Figure 1.

Experimental design: constructing DRIP schemes. (A) Experiments 1–16 explore the effect of formaldehyde-fixation (Step 1), nucleic acid isolation (Step 2), removal of free RNA (Step 3), and nucleic acid fragmentation (Step 4) on the outcome of RNA-DNA hybrid detection. Each experiment was performed at two parallel cell lysis temperatures (65°C and 37°C), respectively.
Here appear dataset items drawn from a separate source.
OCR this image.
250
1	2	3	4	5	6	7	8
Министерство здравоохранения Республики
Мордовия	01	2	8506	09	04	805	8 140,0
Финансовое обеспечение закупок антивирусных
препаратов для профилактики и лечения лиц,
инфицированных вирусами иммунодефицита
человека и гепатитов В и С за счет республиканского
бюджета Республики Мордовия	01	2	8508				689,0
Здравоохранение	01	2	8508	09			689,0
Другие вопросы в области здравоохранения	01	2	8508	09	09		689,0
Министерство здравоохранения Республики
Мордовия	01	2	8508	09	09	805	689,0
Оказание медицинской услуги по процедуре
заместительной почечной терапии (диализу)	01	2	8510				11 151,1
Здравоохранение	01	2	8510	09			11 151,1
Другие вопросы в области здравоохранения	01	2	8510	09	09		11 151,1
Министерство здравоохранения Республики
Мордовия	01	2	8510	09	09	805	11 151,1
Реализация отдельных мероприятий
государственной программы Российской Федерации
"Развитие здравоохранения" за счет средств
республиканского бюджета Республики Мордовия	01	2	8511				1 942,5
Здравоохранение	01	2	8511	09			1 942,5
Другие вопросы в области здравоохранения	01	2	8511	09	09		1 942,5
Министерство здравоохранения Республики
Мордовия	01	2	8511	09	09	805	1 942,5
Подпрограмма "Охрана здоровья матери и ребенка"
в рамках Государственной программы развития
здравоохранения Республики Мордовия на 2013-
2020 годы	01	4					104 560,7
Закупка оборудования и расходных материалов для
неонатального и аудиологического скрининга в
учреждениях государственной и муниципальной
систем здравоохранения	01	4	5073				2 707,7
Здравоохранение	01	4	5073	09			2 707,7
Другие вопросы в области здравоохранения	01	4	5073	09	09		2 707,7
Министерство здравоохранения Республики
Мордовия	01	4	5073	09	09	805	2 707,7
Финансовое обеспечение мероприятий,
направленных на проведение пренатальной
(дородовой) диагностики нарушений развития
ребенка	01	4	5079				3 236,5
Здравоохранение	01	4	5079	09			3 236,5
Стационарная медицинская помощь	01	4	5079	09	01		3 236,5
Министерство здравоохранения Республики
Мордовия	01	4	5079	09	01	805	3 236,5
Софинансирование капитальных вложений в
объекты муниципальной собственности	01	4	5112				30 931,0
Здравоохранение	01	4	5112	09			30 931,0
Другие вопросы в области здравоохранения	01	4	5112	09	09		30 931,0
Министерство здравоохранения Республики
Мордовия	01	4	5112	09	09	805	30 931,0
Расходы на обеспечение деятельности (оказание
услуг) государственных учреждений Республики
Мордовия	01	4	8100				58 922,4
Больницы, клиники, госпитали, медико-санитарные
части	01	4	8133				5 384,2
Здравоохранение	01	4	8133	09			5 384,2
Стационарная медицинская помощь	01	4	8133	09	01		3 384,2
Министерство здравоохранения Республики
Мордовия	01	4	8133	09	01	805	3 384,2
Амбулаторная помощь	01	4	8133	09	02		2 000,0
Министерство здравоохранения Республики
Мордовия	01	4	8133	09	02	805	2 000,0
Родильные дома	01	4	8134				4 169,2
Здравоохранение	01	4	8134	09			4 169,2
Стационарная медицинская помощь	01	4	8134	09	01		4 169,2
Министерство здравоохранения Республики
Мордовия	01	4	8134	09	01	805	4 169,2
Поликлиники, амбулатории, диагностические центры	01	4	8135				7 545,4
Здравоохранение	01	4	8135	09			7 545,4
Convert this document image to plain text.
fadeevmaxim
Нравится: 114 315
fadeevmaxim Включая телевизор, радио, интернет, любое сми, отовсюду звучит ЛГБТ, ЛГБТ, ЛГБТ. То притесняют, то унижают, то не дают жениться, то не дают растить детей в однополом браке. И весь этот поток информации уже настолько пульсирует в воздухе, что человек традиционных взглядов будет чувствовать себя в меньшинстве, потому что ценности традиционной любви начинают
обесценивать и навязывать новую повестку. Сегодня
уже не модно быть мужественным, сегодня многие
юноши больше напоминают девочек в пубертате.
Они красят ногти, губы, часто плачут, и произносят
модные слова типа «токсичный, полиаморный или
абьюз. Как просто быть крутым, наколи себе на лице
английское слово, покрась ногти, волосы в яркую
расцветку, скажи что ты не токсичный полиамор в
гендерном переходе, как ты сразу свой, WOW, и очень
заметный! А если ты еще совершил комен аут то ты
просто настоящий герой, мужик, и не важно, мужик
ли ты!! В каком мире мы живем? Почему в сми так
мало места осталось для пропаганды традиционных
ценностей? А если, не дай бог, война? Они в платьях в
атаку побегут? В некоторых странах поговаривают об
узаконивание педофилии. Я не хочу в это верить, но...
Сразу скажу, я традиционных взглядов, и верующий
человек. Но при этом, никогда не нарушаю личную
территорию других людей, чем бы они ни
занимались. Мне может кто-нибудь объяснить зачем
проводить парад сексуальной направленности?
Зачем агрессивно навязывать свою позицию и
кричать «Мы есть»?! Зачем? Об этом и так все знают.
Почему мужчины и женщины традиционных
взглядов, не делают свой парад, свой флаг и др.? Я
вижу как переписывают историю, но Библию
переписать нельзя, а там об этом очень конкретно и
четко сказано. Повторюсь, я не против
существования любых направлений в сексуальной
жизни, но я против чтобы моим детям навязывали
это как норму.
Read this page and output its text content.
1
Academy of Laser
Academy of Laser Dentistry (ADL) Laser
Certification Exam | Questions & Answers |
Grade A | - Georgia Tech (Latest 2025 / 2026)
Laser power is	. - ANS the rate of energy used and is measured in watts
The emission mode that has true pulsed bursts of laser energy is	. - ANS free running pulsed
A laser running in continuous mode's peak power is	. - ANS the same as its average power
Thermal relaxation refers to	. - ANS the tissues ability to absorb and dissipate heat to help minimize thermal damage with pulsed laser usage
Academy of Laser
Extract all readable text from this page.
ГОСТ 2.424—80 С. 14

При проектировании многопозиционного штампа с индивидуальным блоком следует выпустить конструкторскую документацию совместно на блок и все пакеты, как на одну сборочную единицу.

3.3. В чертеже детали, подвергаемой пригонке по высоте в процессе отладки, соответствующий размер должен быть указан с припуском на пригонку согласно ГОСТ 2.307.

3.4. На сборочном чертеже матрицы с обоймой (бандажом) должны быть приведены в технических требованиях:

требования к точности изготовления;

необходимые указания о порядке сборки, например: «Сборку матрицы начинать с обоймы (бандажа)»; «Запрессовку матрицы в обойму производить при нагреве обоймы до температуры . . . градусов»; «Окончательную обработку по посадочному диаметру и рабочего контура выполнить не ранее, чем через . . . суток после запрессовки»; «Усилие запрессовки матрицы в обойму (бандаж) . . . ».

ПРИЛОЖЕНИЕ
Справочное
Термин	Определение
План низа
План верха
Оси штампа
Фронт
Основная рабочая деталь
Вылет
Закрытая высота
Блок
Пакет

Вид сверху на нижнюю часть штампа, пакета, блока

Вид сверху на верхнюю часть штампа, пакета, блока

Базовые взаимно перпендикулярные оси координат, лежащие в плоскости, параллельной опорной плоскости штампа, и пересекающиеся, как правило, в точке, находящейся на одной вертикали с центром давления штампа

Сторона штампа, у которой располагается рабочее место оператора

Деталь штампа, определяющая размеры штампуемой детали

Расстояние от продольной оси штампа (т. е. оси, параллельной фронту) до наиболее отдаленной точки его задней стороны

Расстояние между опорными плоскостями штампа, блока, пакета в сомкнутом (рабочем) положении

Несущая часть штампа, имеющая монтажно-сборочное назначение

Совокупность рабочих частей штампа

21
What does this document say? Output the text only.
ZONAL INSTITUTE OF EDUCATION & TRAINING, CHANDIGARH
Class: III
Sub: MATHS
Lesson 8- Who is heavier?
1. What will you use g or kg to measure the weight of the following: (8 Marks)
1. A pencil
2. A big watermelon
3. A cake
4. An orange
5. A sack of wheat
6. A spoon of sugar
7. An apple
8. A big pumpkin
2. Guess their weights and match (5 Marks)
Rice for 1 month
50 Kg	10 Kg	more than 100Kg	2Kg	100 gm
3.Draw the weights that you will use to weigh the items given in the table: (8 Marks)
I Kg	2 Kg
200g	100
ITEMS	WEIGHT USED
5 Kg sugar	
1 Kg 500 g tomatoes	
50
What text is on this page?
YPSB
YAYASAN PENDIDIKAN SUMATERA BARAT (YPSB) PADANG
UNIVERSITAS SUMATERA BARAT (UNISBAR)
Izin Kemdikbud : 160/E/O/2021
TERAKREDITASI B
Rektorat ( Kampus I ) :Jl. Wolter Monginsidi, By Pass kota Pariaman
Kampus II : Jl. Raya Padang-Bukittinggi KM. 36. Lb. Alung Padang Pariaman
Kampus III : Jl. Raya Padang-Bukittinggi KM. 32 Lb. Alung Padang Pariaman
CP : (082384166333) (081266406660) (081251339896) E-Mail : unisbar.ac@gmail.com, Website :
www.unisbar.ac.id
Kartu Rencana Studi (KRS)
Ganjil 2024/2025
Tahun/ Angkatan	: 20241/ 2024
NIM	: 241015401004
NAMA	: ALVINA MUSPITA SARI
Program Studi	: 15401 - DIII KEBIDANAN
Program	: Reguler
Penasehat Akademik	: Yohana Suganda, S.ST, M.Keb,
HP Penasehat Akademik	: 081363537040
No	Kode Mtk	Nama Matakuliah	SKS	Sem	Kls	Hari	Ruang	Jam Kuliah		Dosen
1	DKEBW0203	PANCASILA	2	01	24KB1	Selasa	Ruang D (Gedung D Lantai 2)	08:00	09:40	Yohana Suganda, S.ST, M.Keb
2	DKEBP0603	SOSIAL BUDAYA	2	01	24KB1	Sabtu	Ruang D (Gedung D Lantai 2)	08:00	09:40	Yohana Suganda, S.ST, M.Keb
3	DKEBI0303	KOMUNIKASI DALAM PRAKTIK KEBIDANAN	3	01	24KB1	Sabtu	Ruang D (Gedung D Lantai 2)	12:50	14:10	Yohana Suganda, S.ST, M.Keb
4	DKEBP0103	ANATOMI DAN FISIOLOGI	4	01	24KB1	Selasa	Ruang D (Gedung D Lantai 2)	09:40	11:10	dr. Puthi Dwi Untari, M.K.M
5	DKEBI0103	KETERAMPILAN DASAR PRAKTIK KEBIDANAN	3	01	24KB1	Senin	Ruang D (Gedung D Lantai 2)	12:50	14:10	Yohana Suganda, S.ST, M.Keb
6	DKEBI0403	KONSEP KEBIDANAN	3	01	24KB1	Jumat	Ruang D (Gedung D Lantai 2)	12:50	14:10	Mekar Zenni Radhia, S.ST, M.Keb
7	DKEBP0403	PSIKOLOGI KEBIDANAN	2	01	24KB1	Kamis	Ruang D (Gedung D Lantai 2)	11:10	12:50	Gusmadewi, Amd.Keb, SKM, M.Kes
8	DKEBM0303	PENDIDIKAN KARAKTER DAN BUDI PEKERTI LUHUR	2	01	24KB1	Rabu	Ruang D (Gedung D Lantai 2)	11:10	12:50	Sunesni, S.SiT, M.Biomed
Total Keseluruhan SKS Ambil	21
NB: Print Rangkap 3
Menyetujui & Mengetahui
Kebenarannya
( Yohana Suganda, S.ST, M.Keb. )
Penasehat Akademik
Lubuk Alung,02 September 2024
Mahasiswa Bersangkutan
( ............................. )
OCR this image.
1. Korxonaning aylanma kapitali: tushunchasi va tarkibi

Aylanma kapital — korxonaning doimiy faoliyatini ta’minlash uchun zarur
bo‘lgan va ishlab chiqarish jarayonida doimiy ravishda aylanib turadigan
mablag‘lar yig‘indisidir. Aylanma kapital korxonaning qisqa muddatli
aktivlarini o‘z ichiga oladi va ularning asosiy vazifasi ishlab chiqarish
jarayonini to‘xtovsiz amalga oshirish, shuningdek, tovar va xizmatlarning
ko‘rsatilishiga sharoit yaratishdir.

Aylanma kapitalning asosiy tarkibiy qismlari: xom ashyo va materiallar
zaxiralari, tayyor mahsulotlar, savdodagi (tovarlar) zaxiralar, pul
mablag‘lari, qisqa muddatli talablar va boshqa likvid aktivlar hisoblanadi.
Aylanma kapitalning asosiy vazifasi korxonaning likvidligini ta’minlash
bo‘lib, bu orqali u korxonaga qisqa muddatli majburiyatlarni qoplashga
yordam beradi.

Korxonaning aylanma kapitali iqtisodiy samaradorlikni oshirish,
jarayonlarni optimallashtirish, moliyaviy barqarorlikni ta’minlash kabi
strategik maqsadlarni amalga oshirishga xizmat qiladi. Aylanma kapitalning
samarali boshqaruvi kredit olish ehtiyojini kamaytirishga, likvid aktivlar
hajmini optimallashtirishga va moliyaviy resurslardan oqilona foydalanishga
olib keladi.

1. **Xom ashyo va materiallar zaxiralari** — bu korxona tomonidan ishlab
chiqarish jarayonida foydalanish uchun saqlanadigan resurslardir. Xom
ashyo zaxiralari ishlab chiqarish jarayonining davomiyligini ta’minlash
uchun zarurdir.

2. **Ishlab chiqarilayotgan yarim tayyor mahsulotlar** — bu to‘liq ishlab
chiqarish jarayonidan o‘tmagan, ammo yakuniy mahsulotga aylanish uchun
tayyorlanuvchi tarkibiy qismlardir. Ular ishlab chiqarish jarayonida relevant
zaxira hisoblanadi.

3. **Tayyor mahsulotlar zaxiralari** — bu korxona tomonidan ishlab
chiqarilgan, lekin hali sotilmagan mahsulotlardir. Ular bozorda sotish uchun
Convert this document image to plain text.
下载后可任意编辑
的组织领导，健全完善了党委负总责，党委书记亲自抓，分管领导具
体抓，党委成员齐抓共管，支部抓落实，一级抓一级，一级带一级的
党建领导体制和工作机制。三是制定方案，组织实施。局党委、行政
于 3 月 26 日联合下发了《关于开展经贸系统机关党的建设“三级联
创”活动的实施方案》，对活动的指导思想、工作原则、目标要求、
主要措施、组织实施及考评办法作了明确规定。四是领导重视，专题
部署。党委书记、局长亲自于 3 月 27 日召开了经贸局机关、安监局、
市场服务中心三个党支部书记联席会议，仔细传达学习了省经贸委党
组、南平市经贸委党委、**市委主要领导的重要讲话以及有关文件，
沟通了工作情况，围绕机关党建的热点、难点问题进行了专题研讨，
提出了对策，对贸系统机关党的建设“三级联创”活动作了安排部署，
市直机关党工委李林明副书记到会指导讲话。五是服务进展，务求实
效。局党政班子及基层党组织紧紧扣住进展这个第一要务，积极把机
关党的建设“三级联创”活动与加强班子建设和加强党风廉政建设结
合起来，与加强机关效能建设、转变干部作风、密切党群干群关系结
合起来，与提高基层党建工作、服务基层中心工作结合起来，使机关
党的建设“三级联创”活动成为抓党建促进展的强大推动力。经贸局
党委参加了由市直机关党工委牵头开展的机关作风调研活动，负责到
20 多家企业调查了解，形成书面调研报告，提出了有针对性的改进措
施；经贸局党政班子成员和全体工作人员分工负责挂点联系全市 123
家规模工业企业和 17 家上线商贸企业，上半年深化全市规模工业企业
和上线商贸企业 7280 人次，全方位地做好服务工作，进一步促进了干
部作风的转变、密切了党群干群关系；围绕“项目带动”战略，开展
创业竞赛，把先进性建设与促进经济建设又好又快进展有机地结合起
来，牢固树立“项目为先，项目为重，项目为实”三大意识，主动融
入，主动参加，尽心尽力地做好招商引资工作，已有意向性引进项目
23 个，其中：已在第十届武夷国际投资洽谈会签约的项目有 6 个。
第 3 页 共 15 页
The temperature variable is not depicted in the cartoon, but it is referred in the main text. (B) Experiments 17–24 test the impact of acoustic sharing performed on a chromatin prep rather than on naked nucleic acid, similarly to the ChIP protocol. Each experiment was performed at 65°C cell lysis temperature. (C) Workflow of a ChIP experiment (shown only for comparison with the DRIP pipeline). (HCHO) Formaldehyde fixation, (Phe/Chl) phenol-chloroform extraction, (Kit) silica membrane-based nucleic acid purification, (RNase A) Ribonuclease A digestion performed at high (300 mM) NaCl concentration, (Son) sonication, (RE) restriction enzyme cocktail digestion (HindIII, EcoRI, BsrGI, XbaI, and SspI). As a negative control, RNase H digestion was applied in all DRIP experiments (not indicated in the cartoon).